GREAT EXHIBITION, 1851.

HE "Working Apiary" in the Great Exhibition of 1851 will long live in the remembrance of the many thousand visitors who witnessed with much interest the matchless industry of its busy occupants.

We extract the following from many notices that appeared in the public journals relative thereto.

In noticing the hives exhibited in the Crystal Palace, I would say, first and foremost, in my opinion, stands Mr. Taylor's Eight-bar Hive and Messrs. Neighbour, and Son's Improved Cottage Hive, both exhibited by Messrs. Neighbour.—J. H. Payne, see "Cottage Gardener," Nos. 169, 170.

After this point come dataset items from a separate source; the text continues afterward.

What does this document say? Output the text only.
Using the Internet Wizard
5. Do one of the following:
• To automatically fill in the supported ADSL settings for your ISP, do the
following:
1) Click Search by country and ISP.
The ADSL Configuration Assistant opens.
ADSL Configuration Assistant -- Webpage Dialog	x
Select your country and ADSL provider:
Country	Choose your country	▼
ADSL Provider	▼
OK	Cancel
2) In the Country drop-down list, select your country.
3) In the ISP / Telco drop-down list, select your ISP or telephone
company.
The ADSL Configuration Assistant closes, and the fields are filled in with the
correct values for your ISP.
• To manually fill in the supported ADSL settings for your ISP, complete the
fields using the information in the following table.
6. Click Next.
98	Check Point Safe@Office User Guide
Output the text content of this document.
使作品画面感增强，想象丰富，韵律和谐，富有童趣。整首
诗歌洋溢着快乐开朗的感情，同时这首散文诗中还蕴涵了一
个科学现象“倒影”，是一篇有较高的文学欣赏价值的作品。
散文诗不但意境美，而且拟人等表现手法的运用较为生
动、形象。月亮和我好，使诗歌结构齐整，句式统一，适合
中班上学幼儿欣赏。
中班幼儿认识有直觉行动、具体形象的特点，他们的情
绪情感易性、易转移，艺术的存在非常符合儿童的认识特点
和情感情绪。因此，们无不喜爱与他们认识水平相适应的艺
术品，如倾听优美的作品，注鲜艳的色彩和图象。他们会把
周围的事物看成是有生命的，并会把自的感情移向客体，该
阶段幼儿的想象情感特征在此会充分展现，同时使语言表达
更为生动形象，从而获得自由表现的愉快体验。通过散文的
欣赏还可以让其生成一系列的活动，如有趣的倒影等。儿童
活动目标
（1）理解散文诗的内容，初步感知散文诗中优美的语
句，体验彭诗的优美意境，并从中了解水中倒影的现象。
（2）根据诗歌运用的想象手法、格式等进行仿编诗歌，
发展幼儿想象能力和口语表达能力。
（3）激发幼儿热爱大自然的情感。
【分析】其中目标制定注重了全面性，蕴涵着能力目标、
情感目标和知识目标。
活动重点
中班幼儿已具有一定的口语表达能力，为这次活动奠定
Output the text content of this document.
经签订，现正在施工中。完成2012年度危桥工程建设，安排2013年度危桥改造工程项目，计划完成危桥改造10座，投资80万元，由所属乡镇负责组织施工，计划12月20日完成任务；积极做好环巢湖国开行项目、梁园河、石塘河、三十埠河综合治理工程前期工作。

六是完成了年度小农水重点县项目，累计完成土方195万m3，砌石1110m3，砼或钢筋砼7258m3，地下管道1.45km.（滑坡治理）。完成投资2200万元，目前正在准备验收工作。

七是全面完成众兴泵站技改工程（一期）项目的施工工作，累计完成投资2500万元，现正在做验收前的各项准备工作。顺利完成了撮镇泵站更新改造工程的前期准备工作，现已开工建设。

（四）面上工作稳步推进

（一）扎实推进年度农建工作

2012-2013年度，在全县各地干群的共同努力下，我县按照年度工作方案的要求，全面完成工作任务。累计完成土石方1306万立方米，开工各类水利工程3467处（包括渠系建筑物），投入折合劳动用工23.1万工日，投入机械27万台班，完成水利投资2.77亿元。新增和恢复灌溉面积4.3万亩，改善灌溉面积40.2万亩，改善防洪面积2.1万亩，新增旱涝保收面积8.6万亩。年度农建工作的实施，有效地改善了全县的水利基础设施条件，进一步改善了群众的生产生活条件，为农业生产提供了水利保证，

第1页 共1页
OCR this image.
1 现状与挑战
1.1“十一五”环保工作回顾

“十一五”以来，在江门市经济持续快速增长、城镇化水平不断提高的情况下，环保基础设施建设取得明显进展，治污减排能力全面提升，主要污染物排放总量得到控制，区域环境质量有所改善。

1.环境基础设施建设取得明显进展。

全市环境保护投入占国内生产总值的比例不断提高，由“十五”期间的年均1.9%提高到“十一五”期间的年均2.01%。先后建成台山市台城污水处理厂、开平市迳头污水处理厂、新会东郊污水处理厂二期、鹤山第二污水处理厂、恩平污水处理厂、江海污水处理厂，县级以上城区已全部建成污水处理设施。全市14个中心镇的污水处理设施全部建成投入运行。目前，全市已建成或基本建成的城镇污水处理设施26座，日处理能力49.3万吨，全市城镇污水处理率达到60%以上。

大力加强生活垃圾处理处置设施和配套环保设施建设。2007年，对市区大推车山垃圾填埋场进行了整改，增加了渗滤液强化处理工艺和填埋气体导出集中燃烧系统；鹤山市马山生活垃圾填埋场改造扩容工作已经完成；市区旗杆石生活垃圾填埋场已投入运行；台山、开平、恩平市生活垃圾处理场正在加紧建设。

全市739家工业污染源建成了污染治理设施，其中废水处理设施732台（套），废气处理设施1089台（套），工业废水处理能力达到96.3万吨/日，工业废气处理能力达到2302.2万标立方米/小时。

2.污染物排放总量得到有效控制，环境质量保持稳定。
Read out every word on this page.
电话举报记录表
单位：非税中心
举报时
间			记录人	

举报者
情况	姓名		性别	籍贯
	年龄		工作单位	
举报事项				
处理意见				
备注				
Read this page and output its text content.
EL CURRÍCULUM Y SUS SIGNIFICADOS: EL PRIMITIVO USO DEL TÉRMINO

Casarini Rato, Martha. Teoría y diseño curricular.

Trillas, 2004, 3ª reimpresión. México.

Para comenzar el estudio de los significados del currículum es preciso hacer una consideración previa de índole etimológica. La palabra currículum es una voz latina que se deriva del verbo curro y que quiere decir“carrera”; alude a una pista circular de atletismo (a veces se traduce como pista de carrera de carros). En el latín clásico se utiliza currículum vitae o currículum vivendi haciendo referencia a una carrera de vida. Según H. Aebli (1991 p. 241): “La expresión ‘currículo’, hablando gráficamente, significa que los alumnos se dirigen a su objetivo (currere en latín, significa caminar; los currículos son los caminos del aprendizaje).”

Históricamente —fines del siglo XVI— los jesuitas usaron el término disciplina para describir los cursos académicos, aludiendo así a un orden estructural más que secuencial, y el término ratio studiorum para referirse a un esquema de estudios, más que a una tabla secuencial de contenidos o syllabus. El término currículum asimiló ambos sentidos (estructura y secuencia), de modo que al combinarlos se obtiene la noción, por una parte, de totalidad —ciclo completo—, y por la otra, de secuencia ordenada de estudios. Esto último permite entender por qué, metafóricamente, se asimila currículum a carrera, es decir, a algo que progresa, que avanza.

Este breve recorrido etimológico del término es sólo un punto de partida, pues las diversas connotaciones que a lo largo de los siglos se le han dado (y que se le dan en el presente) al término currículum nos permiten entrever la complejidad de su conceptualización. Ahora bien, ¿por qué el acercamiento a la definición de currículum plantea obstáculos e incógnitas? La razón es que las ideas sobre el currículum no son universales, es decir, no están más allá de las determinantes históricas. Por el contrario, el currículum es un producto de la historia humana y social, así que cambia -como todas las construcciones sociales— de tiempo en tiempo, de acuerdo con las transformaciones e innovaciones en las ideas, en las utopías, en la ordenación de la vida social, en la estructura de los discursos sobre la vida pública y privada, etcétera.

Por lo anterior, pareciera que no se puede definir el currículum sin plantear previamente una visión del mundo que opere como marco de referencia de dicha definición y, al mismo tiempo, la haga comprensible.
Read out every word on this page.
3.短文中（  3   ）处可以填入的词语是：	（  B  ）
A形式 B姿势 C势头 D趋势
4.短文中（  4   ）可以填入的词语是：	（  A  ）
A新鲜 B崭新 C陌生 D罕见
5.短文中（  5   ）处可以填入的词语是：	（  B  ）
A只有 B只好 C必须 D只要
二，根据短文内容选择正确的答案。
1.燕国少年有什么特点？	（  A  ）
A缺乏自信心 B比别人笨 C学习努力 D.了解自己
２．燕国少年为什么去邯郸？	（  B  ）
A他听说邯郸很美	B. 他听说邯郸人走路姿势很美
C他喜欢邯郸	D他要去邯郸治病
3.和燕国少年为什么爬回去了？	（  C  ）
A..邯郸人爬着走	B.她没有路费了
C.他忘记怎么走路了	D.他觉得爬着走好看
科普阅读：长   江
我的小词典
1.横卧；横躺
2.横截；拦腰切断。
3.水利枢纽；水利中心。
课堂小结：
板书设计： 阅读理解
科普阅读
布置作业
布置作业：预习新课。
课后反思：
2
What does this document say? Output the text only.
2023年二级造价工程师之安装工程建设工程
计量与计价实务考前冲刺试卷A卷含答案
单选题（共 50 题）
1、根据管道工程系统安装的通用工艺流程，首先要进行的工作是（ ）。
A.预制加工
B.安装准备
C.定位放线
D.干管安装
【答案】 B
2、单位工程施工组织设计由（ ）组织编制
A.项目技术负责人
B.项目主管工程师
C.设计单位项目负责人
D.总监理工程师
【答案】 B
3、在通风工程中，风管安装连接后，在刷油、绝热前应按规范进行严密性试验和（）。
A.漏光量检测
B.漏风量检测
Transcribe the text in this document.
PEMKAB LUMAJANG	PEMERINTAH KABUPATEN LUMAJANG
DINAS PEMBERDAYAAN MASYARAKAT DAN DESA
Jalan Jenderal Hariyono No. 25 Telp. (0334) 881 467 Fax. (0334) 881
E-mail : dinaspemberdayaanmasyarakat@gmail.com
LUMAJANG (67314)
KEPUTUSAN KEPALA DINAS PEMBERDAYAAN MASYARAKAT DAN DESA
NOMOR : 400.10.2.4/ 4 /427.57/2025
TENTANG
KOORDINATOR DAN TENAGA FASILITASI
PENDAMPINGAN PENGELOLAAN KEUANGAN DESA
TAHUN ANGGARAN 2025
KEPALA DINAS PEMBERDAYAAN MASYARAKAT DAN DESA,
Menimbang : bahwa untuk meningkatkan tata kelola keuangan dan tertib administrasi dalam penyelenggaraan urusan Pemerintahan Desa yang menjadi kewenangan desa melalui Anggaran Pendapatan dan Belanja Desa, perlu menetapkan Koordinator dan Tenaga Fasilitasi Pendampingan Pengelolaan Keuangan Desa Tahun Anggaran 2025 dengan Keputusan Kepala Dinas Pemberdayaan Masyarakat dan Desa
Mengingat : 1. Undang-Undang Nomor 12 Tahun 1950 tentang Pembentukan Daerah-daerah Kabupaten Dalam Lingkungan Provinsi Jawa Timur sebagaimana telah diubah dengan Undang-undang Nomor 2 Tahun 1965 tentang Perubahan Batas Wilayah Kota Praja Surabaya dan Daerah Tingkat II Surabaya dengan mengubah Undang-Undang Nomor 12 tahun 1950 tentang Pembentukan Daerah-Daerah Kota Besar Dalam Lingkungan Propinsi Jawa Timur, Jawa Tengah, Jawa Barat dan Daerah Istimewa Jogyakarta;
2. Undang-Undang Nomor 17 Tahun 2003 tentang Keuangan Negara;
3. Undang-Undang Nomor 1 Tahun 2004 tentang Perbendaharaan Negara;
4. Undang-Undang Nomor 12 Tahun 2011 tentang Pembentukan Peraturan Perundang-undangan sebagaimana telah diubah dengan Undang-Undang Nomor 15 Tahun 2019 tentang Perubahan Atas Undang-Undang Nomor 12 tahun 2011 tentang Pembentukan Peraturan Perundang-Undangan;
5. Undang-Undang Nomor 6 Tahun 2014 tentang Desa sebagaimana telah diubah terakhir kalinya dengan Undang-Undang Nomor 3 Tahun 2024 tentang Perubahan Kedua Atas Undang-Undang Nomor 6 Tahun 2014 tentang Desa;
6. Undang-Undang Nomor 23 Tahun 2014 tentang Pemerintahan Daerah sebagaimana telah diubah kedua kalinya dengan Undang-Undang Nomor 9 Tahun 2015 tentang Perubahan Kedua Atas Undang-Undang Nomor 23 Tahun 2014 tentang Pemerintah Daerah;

From the "Illustrated London News."

Messrs. Neighbour's Apiary consists of a large glass case, with parts of the sides covered with perforated zinc for the sake of ventilation. This apiary contains three hives: first, Neighbour's Ventilating Box-Hive, containing from 15,600 to 20,000 bees, which were hived on the 30th of April of the present year, the day before that of the opening of the Great Exhibition; Neighbour's Observatory Glass-Hive, containing about the same number as the box-hive; and a two-storied square box-hive, with sloping roof. From this latter, however, the bees decamped within a week after they had been hived, owing to some disturbance, or perhaps to the dislike taken by the bees to their new habitation. The Ventilating Box-Hive is in shape square, having windows and shutters. The entrance is at the back, enabling the bees to go to Kensington Gardens, or other resorts, when they please. Above the wooden box is placed a bell-glass, into which the bees ascend to work through a circular opening in the top of the square box. In the top of the bell-glass is an aperture, through which is inserted a tubular trunk of perforated zinc to take off the moisture from within. The Observatory Hive is of glass, with a superior crystal compartment, an opening being formed between the two; the bees are at present forming a comb in this upper glass, which affords a very interesting sight, as, generally speaking, the bees are in such a cluster when at work, that one can scarcely view their mathematically-formed cells. A straw cover is suspended over the upper compartment by a rope over a pulley, which cover is raised up by the attendant at pleasure. The larger or bottom compartment rests on a wooden floor, which has a circular groove sinking therein to receive the bell-glass. A landing place projecting, as usual, with sunken way, to enable the bees to pass in and out of their habitation, completes this contrivance.